É preocupante ver pessoas e organizações de esquerda reproduzindo o discurso conservador de que as ações diretas “estragam o ato”, “deslegitimam a luta” ou “atraem a repressão” e que, por isso, quem usa essas táticas só poderia ser um “infiltrado” de extrema direita.
A ideia de que no meio dos “bons” manifestantes existem maus elementos escondidos não é nova, sendo o discurso preferido da direita pra deslegitimar os movimentos sociais. É a mesma justificativa que a polícia sempre usa para criminalizar, agredir e monitorar manifestantes, principalmente quando são pessoas negras e/ou pobres. Foi exatamente esse o argumento do chefe da Abin (Agência Brasileira de Informação), Alexandre Ramagem, que disse que “Tumulto e quebradeira [foram] promovidos por criminosos disfarçados de ‘manifestantes'”¹.
Nos impressiona ver esse discurso sendo vinculado por camaradas.
Há 500 anos que os de baixo resistem nessas terras com o uso de muitas formas de ação direta, sabotando e se rebelando contra um sistema que domina e explora. Tática legítima de luta, a ação direta é comum em inúmeras revoltas ao redor do globo: dos carros queimando em Paris às estátuas derrubadas no Chile, o povo se insurge e se levanta com energia e radicalidade para exigir seus direitos… mas se as ações radicais praticadas lá fora recebem aqui os aplausos de um amplo grupo, as mesmíssimas ações (e inclusive as bem mais tímidas) são condenadas dentro da própria esquerda que deveria apoiá-las com entusiasmo.
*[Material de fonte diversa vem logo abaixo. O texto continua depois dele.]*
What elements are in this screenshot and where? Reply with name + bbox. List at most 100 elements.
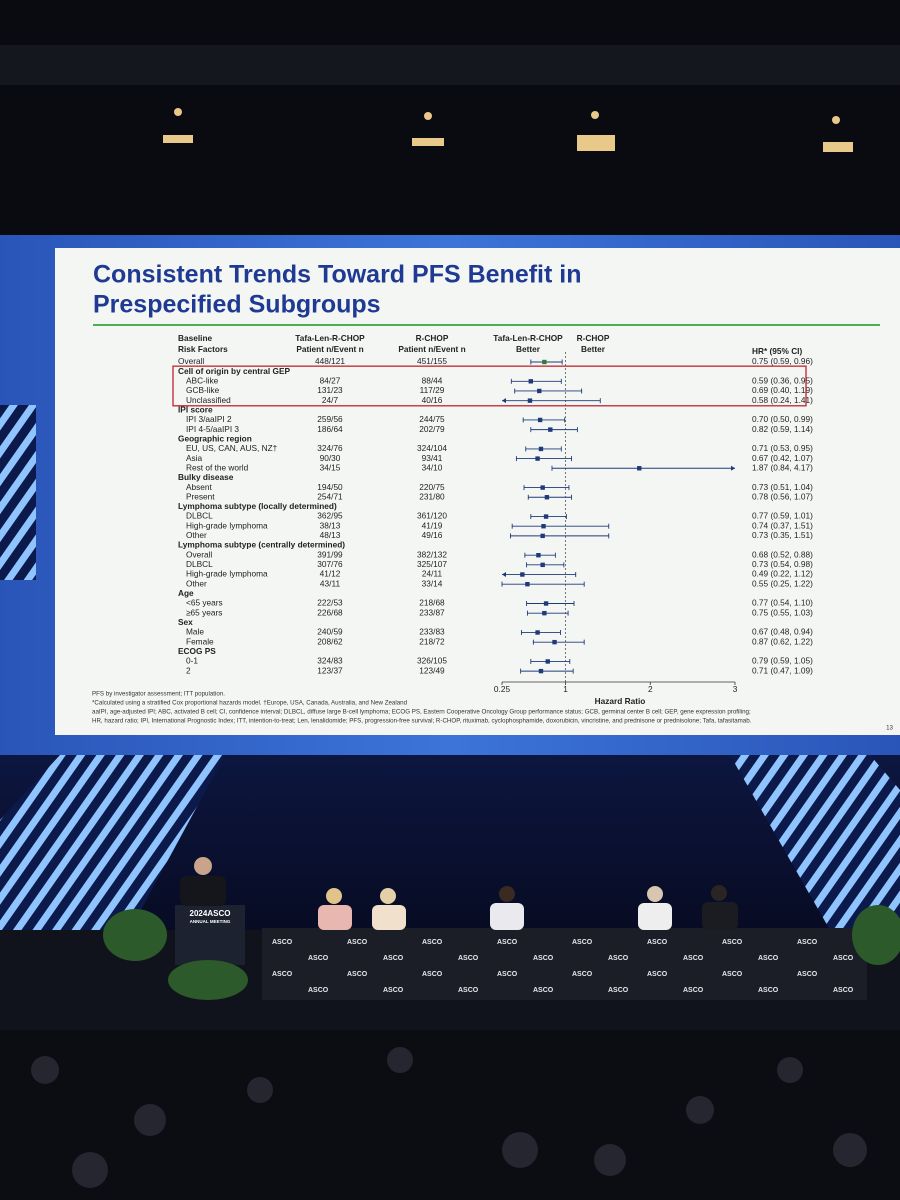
row-label: <65 years [186, 598, 223, 608]
arm-a-count: 123/37 [317, 665, 343, 675]
banner-logo: ASCO [722, 971, 743, 978]
hr-marker [537, 417, 543, 423]
hr-label: 0.70 (0.50, 0.99) [752, 414, 813, 424]
hr-label: 0.73 (0.54, 0.98) [752, 559, 813, 569]
panel-table [262, 928, 867, 1000]
hr-marker [544, 495, 550, 500]
arm-a-count: 448/121 [315, 356, 345, 366]
slide-title: Consistent Trends Toward PFS Benefit in [93, 261, 581, 289]
arm-b-count: 218/72 [419, 636, 445, 646]
column-header: Patient n/Event n [398, 344, 465, 354]
arm-a-count: 84/27 [320, 376, 341, 386]
banner-logo: ASCO [533, 987, 554, 994]
row-label: ≥65 years [186, 607, 222, 617]
hr-label: 0.59 (0.36, 0.95) [752, 376, 813, 386]
arm-a-count: 24/7 [322, 395, 339, 405]
group-label: Lymphoma subtype (locally determined) [178, 501, 337, 511]
arm-a-count: 131/23 [317, 385, 343, 395]
group-label: IPI score [178, 404, 213, 414]
arm-b-count: 34/10 [422, 462, 443, 472]
slide [55, 248, 900, 735]
hr-marker [525, 581, 530, 587]
column-header: Better [516, 344, 541, 354]
banner-logo: ASCO [422, 971, 443, 978]
side-graphic [0, 405, 36, 580]
arm-b-count: 326/105 [417, 656, 447, 666]
banner-logo: ASCO [572, 939, 593, 946]
banner-logo: ASCO [608, 987, 629, 994]
arm-a-count: 391/99 [317, 549, 343, 559]
panelists [180, 857, 738, 930]
footnote: PFS by investigator assessment; ITT popu… [92, 691, 225, 698]
arm-a-count: 38/13 [320, 520, 341, 530]
hr-label: 0.74 (0.37, 1.51) [752, 520, 813, 530]
group-label: Geographic region [178, 433, 252, 443]
banner-logo: ASCO [608, 955, 629, 962]
slide-number: 13 [886, 725, 893, 732]
hr-marker [538, 446, 544, 452]
banner-logo: ASCO [308, 955, 329, 962]
banner-logo: ASCO [647, 971, 668, 978]
group-label: Age [178, 588, 194, 598]
x-tick-label: 3 [733, 684, 738, 694]
plants [103, 905, 900, 1000]
row-label: Overall [186, 549, 212, 559]
arm-a-count: 324/83 [317, 656, 343, 666]
hr-label: 0.67 (0.42, 1.07) [752, 453, 813, 463]
group-label: Lymphoma subtype (centrally determined) [178, 540, 345, 550]
banner-logo: ASCO [647, 939, 668, 946]
hr-label: 0.75 (0.55, 1.03) [752, 607, 813, 617]
x-tick-label: 0.25 [494, 684, 511, 694]
hr-label: 1.87 (0.84, 4.17) [752, 462, 813, 472]
arm-a-count: 43/11 [320, 578, 341, 588]
hr-label: 0.77 (0.59, 1.01) [752, 511, 813, 521]
row-label: Other [186, 530, 207, 540]
arm-b-count: 202/79 [419, 424, 445, 434]
hr-label: 0.78 (0.56, 1.07) [752, 491, 813, 501]
banner-logo: ASCO [383, 955, 404, 962]
banner-logo: ASCO [797, 939, 818, 946]
arm-a-count: 226/68 [317, 607, 343, 617]
banner-logo: ASCO [683, 987, 704, 994]
hr-marker [637, 466, 642, 471]
arm-b-count: 93/41 [422, 453, 443, 463]
hr-label: 0.87 (0.62, 1.22) [752, 636, 813, 646]
arm-b-count: 123/49 [419, 665, 445, 675]
ci-arrow [502, 572, 506, 578]
group-label: Bulky disease [178, 472, 234, 482]
banner-logo: ASCO [347, 971, 368, 978]
arm-b-count: 41/19 [422, 520, 443, 530]
row-label: ABC-like [186, 376, 219, 386]
row-label: Female [186, 636, 214, 646]
hr-label: 0.58 (0.24, 1.41) [752, 395, 813, 405]
hr-label: 0.68 (0.52, 0.88) [752, 549, 813, 559]
column-header: Patient n/Event n [296, 344, 363, 354]
x-axis-label: Hazard Ratio [595, 696, 646, 706]
row-label: Asia [186, 453, 203, 463]
column-header: R-CHOP [577, 333, 610, 343]
banner-logo: ASCO [347, 939, 368, 946]
ci-arrow [731, 465, 735, 471]
banner-logo: ASCO [683, 955, 704, 962]
arm-b-count: 451/155 [417, 356, 447, 366]
banner-logo: ASCO [458, 987, 479, 994]
podium-text: ANNUAL MEETING [190, 919, 231, 924]
arm-a-count: 259/56 [317, 414, 343, 424]
column-header: Baseline [178, 333, 213, 343]
arm-a-count: 34/15 [320, 462, 341, 472]
arm-a-count: 194/50 [317, 482, 343, 492]
arm-b-count: 218/68 [419, 598, 445, 608]
arm-a-count: 222/53 [317, 598, 343, 608]
banner-logo: ASCO [308, 987, 329, 994]
slide-title: Prespecified Subgroups [93, 291, 381, 319]
group-label: Sex [178, 617, 193, 627]
banner-logo: ASCO [833, 987, 854, 994]
arm-b-count: 117/29 [420, 385, 445, 395]
column-header: Better [581, 344, 606, 354]
banner-logo: ASCO [758, 987, 779, 994]
hr-marker [552, 639, 557, 645]
column-header: R-CHOP [416, 333, 449, 343]
arm-b-count: 361/120 [417, 511, 447, 521]
row-label: Rest of the world [186, 462, 249, 472]
row-label: EU, US, CAN, AUS, NZ† [186, 443, 278, 453]
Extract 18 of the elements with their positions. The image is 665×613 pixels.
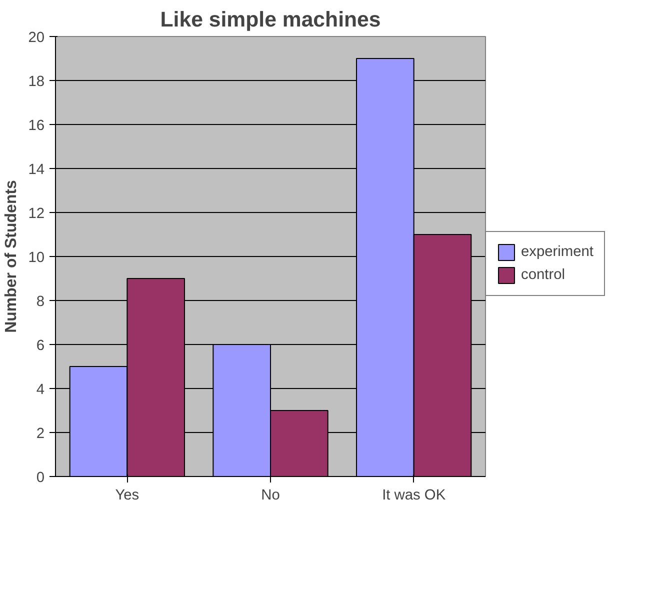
y-axis-title: Number of Students xyxy=(3,180,20,333)
y-tick-label: 16 xyxy=(28,118,45,134)
y-tick-label: 0 xyxy=(36,470,45,486)
y-tick-label: 12 xyxy=(28,206,45,222)
chart-title: Like simple machines xyxy=(160,8,381,32)
legend-label: control xyxy=(521,267,565,283)
y-tick-label: 14 xyxy=(28,162,45,178)
x-tick-label: It was OK xyxy=(382,488,446,504)
y-tick-label: 10 xyxy=(28,250,45,266)
y-tick-label: 8 xyxy=(36,294,45,310)
x-tick-label: Yes xyxy=(115,488,140,504)
x-tick-label: No xyxy=(261,488,280,504)
y-tick-label: 18 xyxy=(28,74,45,90)
y-tick-label: 6 xyxy=(36,338,45,354)
y-tick-label: 4 xyxy=(36,382,45,398)
y-tick-label: 2 xyxy=(36,426,45,442)
y-tick-label: 20 xyxy=(28,30,45,46)
legend-label: experiment xyxy=(521,244,594,260)
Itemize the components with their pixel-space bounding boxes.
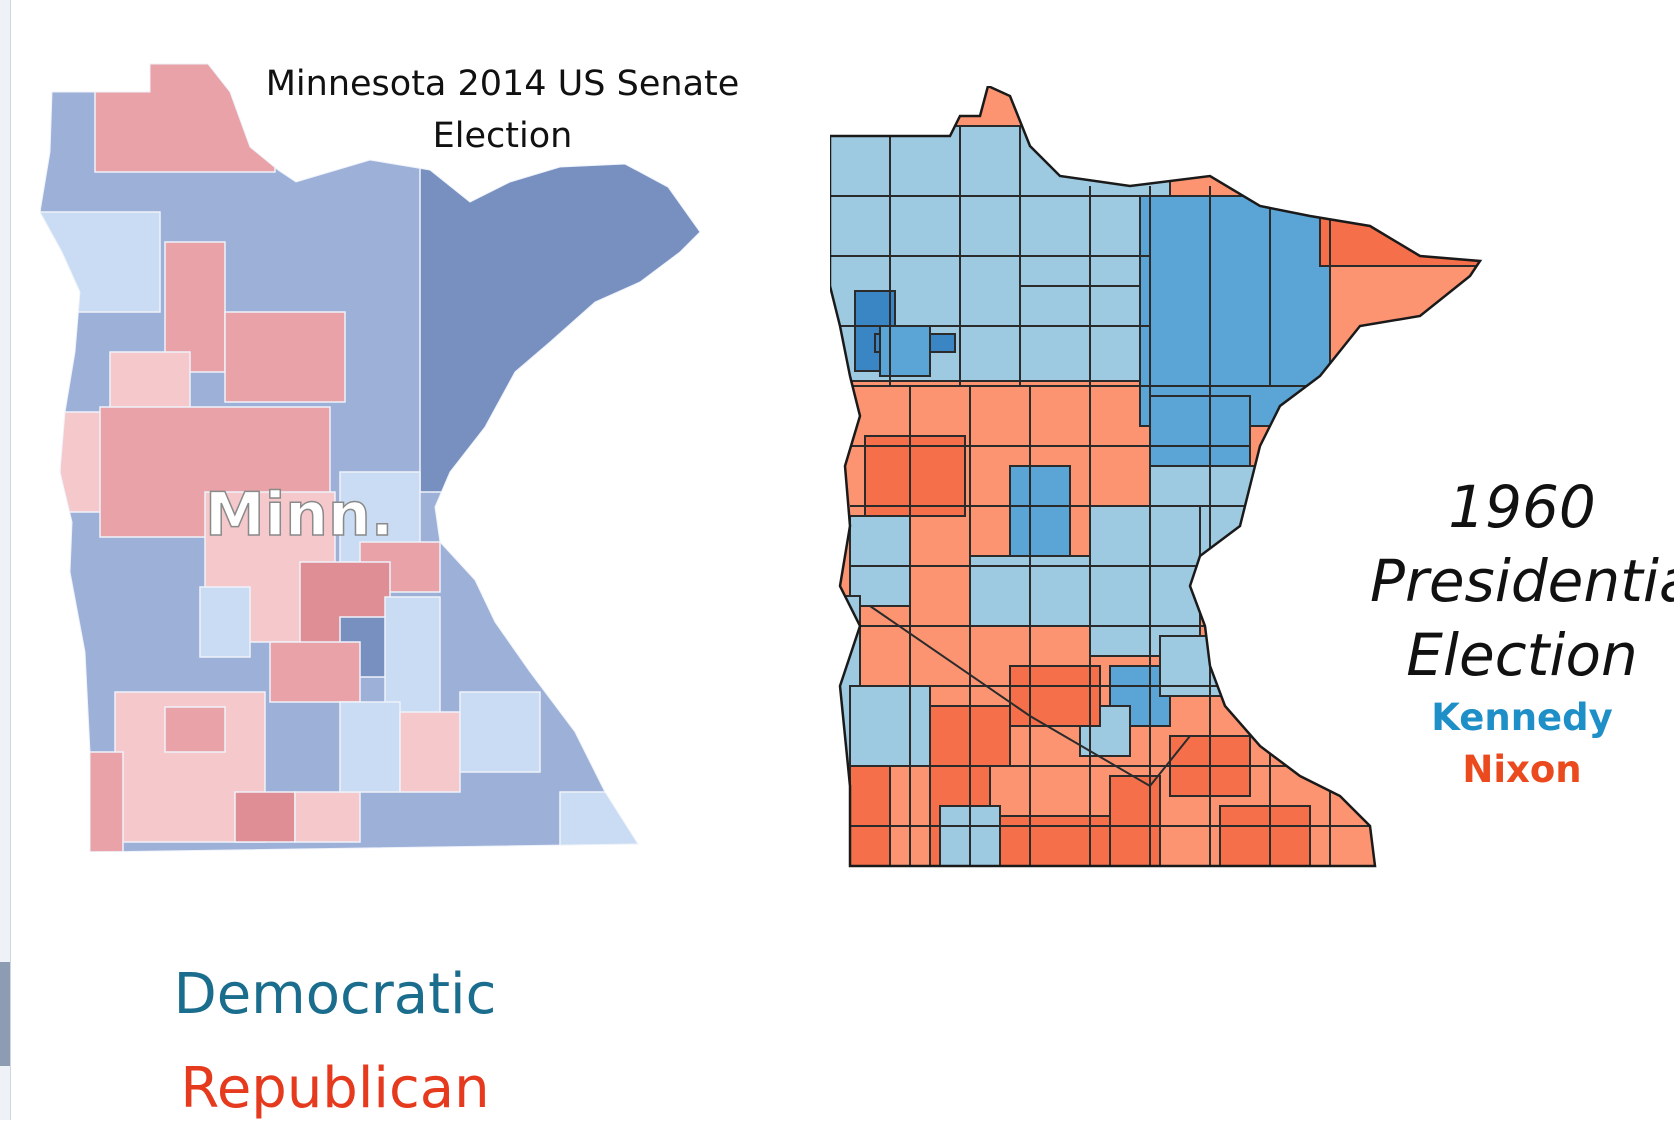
county	[224, 311, 346, 403]
county	[849, 685, 931, 767]
slide-edge-tab	[0, 962, 10, 1066]
presidential-1960-county-map	[830, 86, 1483, 868]
county	[269, 641, 361, 703]
title-line: Presidential	[1370, 547, 1674, 615]
county	[849, 765, 891, 866]
county	[164, 706, 226, 753]
presidential-1960-title: 1960 Presidential Election	[1370, 470, 1674, 692]
county	[1219, 805, 1311, 866]
county	[40, 211, 161, 313]
title-line: Election	[1406, 621, 1638, 689]
county	[1109, 775, 1161, 866]
legend-republican: Republican	[180, 1056, 490, 1121]
county	[879, 325, 931, 377]
county	[559, 791, 641, 852]
county	[399, 711, 461, 793]
county	[1139, 195, 1331, 427]
slide-edge-strip	[0, 0, 11, 1120]
county	[339, 701, 401, 793]
county	[199, 586, 251, 658]
title-line: 1960	[1448, 473, 1596, 541]
title-line: Election	[432, 116, 573, 156]
county	[234, 791, 296, 843]
county	[849, 515, 911, 607]
title-line: Minnesota 2014 US Senate	[265, 64, 740, 104]
county	[419, 151, 700, 493]
legend-kennedy: Kennedy	[1431, 696, 1613, 739]
county	[864, 435, 966, 517]
county	[1149, 395, 1251, 467]
senate-2014-title: Minnesota 2014 US Senate Election	[250, 58, 755, 162]
state-label: Minn.	[204, 479, 394, 551]
county	[87, 751, 124, 852]
county	[164, 241, 226, 373]
state-outline	[830, 86, 1483, 868]
legend-nixon: Nixon	[1462, 748, 1582, 791]
county-grid	[830, 126, 1480, 866]
county	[999, 815, 1111, 866]
legend-democratic: Democratic	[173, 962, 497, 1027]
county	[1089, 505, 1201, 657]
county	[109, 351, 191, 413]
county	[459, 691, 541, 773]
senate-2014-county-map	[40, 63, 701, 852]
county	[1009, 665, 1101, 727]
senate-2014-legend: Democratic Republican	[120, 948, 550, 1136]
county	[294, 791, 361, 843]
county	[94, 64, 276, 173]
presidential-1960-legend: Kennedy Nixon	[1370, 692, 1674, 796]
state-outline	[40, 63, 701, 852]
county	[1009, 465, 1071, 557]
county	[1319, 185, 1480, 267]
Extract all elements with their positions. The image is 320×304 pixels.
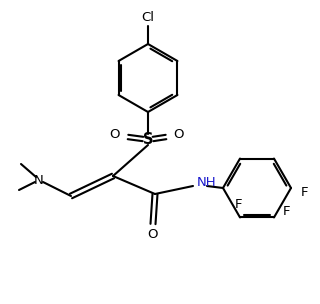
Text: Cl: Cl (141, 11, 155, 24)
Text: O: O (148, 227, 158, 240)
Text: NH: NH (197, 177, 217, 189)
Text: O: O (174, 127, 184, 140)
Text: F: F (234, 198, 242, 211)
Text: F: F (283, 205, 291, 218)
Text: S: S (143, 133, 153, 147)
Text: F: F (300, 185, 308, 199)
Text: O: O (110, 127, 120, 140)
Text: N: N (34, 174, 44, 186)
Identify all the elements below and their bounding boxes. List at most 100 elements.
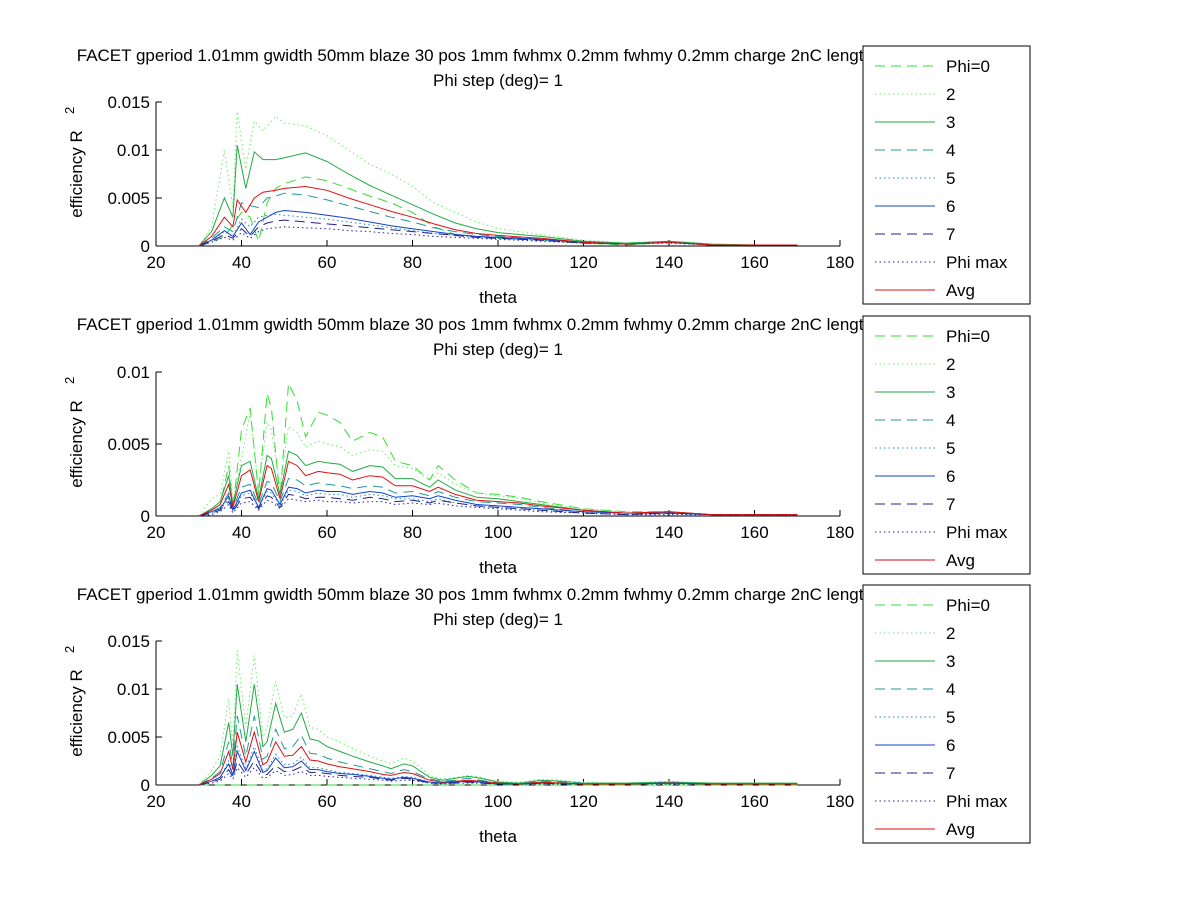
x-tick-label: 60 [318,792,337,811]
x-tick-label: 20 [147,523,166,542]
y-tick-label: 0.005 [107,189,150,208]
legend-entry: 7 [946,495,955,514]
x-axis-label: theta [479,827,517,846]
legend-entry: Avg [946,281,975,300]
y-axis-label: efficiency R [67,400,86,488]
series-line-6 [198,486,798,517]
y-tick-label: 0.005 [107,435,150,454]
x-tick-label: 20 [147,253,166,272]
x-tick-label: 140 [655,253,683,272]
legend-entry: 2 [946,624,955,643]
x-tick-label: 140 [655,792,683,811]
legend-entry: 5 [946,439,955,458]
legend-entry: 3 [946,383,955,402]
legend-entry: 4 [946,411,955,430]
legend-entry: Phi max [946,523,1008,542]
legend-entry: Phi max [946,253,1008,272]
x-tick-label: 20 [147,792,166,811]
x-tick-label: 40 [232,523,251,542]
y-axis-label-superscript: 2 [62,646,77,653]
legend-entry: 2 [946,85,955,104]
y-axis-label-group: efficiency R 2 [62,377,86,488]
y-tick-label: 0.01 [117,141,150,160]
x-tick-label: 180 [826,523,854,542]
series-line-phi-max [198,766,798,786]
y-axis-label-group: efficiency R 2 [62,646,86,757]
legend-entry: 7 [946,764,955,783]
x-tick-label: 160 [740,792,768,811]
y-axis-label: efficiency R [67,669,86,757]
series-line-3 [198,684,798,786]
y-tick-label: 0.015 [107,632,150,651]
y-tick-label: 0.005 [107,728,150,747]
x-tick-label: 80 [403,792,422,811]
series-line-avg [198,460,798,517]
x-axis-label: theta [479,288,517,307]
x-tick-label: 80 [403,523,422,542]
series-line-3 [198,450,798,517]
x-tick-label: 120 [569,523,597,542]
series-line-phi-0 [198,176,798,247]
legend-box [862,315,1031,575]
legend-entry: 3 [946,113,955,132]
legend-entry: 2 [946,355,955,374]
series-line-avg [198,185,798,247]
x-tick-label: 40 [232,792,251,811]
chart-title: FACET gperiod 1.01mm gwidth 50mm blaze 3… [77,315,920,334]
x-tick-label: 120 [569,792,597,811]
legend-entry: 4 [946,141,955,160]
series-line-2 [198,412,798,517]
legend: Phi=0 2 3 4 5 6 7 Phi max Avg [862,584,1031,844]
legend-entry: 6 [946,197,955,216]
x-tick-label: 40 [232,253,251,272]
series-line-2 [198,111,798,247]
legend-box [862,45,1031,305]
chart-subtitle: Phi step (deg)= 1 [433,71,563,90]
legend-entry: 6 [946,736,955,755]
x-tick-label: 100 [484,523,512,542]
chart-title: FACET gperiod 1.01mm gwidth 50mm blaze 3… [77,46,920,65]
legend-entry: 5 [946,169,955,188]
legend: Phi=0 2 3 4 5 6 7 Phi max Avg [862,45,1031,305]
chart-subtitle: Phi step (deg)= 1 [433,610,563,629]
series-line-4 [198,715,798,786]
x-tick-label: 120 [569,253,597,272]
x-tick-label: 60 [318,523,337,542]
legend-box [862,584,1031,844]
y-tick-label: 0 [141,507,150,526]
x-tick-label: 160 [740,253,768,272]
x-tick-label: 100 [484,253,512,272]
series-line-7 [198,759,798,786]
chart-title: FACET gperiod 1.01mm gwidth 50mm blaze 3… [77,585,920,604]
x-tick-label: 160 [740,523,768,542]
y-axis-label-group: efficiency R 2 [62,107,86,218]
legend-entry: Phi max [946,792,1008,811]
x-tick-label: 140 [655,523,683,542]
series-line-7 [198,493,798,517]
x-tick-label: 180 [826,792,854,811]
legend-entry: 7 [946,225,955,244]
y-tick-label: 0.01 [117,680,150,699]
series-line-avg [198,730,798,786]
subplot-1: FACET gperiod 1.01mm gwidth 50mm blaze 3… [62,45,1031,307]
legend-entry: Phi=0 [946,327,990,346]
x-axis-label: theta [479,558,517,577]
series-line-3 [198,145,798,247]
legend-entry: 3 [946,652,955,671]
legend-entry: Phi=0 [946,596,990,615]
y-axis-label: efficiency R [67,130,86,218]
legend-entry: 5 [946,708,955,727]
plot-area [156,102,840,246]
series-line-4 [198,478,798,517]
legend-entry: Avg [946,820,975,839]
subplot-3: FACET gperiod 1.01mm gwidth 50mm blaze 3… [62,584,1031,846]
legend-entry: Avg [946,551,975,570]
x-tick-label: 80 [403,253,422,272]
legend-entry: 4 [946,680,955,699]
subplot-2: FACET gperiod 1.01mm gwidth 50mm blaze 3… [62,315,1031,577]
x-tick-label: 60 [318,253,337,272]
y-tick-label: 0 [141,776,150,795]
y-axis-label-superscript: 2 [62,377,77,384]
y-tick-label: 0.015 [107,93,150,112]
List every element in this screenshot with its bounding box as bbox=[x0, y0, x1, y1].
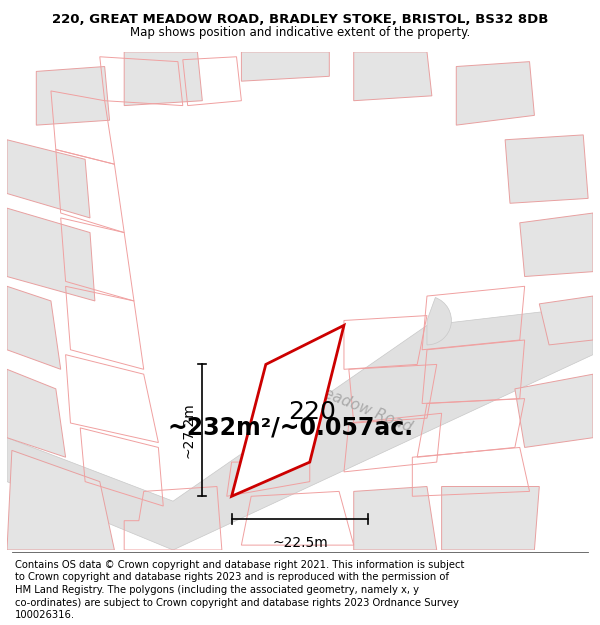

O que está em jogo, então, não é se aquela pessoa envolvida numa ação direta era ou não um “infiltrado” (e sim, existem infiltrados nos atos!), mas o discurso que se levanta por trás disso.
Fechar uma rua em si é uma ação direta. Como ocupar um terreno, travar vias com pessoas ou barricadas, destruir objetos que representam os poderem que nos oprimem, pixar muros e várias outras práticas que quebram com o funcionamento “normal” da cidade, fazem pressão política e mostram a urgência das demandas populares.
E vamos dizer o óbvio: não foi a ação direta que inventou a repressão policial violenta. Quem fez isso foi o Estado.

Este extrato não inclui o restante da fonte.